1. Barbara Ehrenreich calls Behind the Beautiful Forevers “one of the most powerful indictments of economic inequality I’ve ever read.” Yet the book shows the world of the Indian rich—lavish Bollywood parties, an increasingly glamorous new airport—almost exclusively through the eyes of the Annawadians. Are they resentful? Are they envious? How does the wealth that surrounds the slumdwellers shape their own expectations and hopes?
2. As Abdul works day and night with garbage, keeping his head down, trying to support his large family, some other citydwellers think of him as garbage, too. How does Abdul react to how other people view him? How would you react? How do Abdul and his sort-of friend, Sunil, try to protect themselves and sustain self-esteem in the face of other people’s contempt?
3. The lives of ordinary women—their working lives, domestic lives, and inner lives—are an important part of Behind the Beautiful Forevers. The author has noted elsewhere that she’d felt a shortage of such accounts in nonfiction about urban India. Do women like Zehrunisa and Asha have more freedom in an urban slum than they would have had in the villages where they were born? What is Meena, a Dalit, spared by living in the city? What freedoms do Meena, Asha, and Zehrunisa still lack, in your view?
4. Asha grew up in rural poverty, and the teenaged marriage arranged by her family was to a man who drank more than he worked. In Annawadi, she takes a series of calculated risks to give her daughter Manju a life far more hopeful than that of other young women such as Meena. What does Asha lose by her efforts to improve her daughter’s life chances? What does she gain? Were Asha’s choices understandable to you, in the end?
5. The author has said elsewhere that while the book brings to light serious injustices, she believes there is also hope on almost every single page: in the imaginations, intelligence and courage of the people she writes about. What are the qualities of a child like Sunil that might flourish in a society that did a better job of recognizing his capacities?
6. When we think of corruption, the examples tend to be drawn from big business or top levels of government. The kind of corruption Behind the Beautiful Forevers show us is often described as “petty”. Do you agree with that characterization of the corruption Annawadians encounter in their daily lives? Why might such corrruption be on the increase as India grows wealthier as a nation?
7. Does Asha have a point when she argues that something isn’t wrong if the powerful people say that it’s right? How does constant exposure to corruption change a person’s internal understanding of right and wrong?
8. Shortly before Abdul is sent to juvenile jail, a major newspaper runs a story about the facility headlined: “Dongri Home is a Living Hell.” Abdul’s experience of Dongri is more complex, though. How does being wrenched away from his work responsibilities at Annawadi change his understandings of the hardships of other people? Are terms like liberty and freedom understood differently by people who live in different conditions?

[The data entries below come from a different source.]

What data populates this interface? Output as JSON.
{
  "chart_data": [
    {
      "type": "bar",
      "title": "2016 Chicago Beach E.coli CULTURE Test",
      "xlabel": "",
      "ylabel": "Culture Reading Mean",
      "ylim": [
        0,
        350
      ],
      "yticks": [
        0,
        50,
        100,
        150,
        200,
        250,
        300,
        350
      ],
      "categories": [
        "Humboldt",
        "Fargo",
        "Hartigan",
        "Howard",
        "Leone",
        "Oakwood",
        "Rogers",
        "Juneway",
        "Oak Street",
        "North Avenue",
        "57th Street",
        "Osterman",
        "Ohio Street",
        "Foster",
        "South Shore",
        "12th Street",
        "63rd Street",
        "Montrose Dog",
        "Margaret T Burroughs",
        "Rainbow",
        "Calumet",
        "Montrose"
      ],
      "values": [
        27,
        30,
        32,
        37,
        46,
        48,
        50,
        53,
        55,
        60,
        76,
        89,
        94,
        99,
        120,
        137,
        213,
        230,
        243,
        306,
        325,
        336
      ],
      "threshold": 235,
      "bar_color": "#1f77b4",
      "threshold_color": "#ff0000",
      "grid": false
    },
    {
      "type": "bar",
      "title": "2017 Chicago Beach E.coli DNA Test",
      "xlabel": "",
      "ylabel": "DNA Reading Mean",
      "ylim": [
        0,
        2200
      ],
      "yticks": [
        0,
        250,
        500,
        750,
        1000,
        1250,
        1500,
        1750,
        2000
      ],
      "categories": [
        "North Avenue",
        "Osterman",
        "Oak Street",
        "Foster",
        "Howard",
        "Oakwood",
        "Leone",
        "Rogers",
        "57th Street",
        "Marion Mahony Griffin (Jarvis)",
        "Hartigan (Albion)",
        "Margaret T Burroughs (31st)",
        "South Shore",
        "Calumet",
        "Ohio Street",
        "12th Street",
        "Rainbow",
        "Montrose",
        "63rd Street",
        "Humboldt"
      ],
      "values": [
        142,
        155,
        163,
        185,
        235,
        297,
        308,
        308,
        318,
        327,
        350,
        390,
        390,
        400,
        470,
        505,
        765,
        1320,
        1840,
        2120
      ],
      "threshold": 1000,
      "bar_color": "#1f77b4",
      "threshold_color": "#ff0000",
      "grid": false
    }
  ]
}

9. Fatima’s neighbors view her whorling rages, like her bright lipsticks, as free comic entertainments. How has her personality been shaped by the fact that she has been defined since birth by her disability—very literally named by it? Zehrunusa waivers between sympathy for and disapproval of her difficult neighbor. In the end, did you?
10. Zehrunisa remembers a time when every slumdweller was roughly equal in his or her misery, and competition between neighbors didn’t get so out of hand. Abdul doesn’t know whether or not to believe her account of a gentler past. Do you believe it? Might increased hopes for a better life have a dark as well as a bright side?
11. Many Annawadians—Hindu, Muslim, and Christian—spend less time in religious observance than they did when they were younger, and a pink temple on the edge of the sewage lake goes largely unused. In a time of relative hope and constant improvisation for the slumdwellers, why might religious practice be diminishing? What role does religious faith still play in the slumdwellers’ lives?
12. Who do you think had the best life in the book, and why?
13. In the Author’s Note Katherine Boo emphasizes the volatility of an age in which capital moves quickly around the planet, government supports decline, and temporary work proliferates. Had the author followed the families of Annawadi for only a few weeks or months, would you have come away with a different understanding of the effects of that volatility? Does uncertainty about their homes and incomes change how Annawadians view their neighbors? Does economic uncertainty affect relationships where you live?
14. At one point in the book, Abdul takes to heart the moral of a Hindu myth related by The Master: Allow your flesh to be eaten by the eagles of the world. Suffer nobly, and you’ll be rewarded in the end. What is the connection between suffering and redemption in this book? What connections between suffering and redemption do you see in your own life? Are the sufferers ennobled? Are the good rewarded in the end?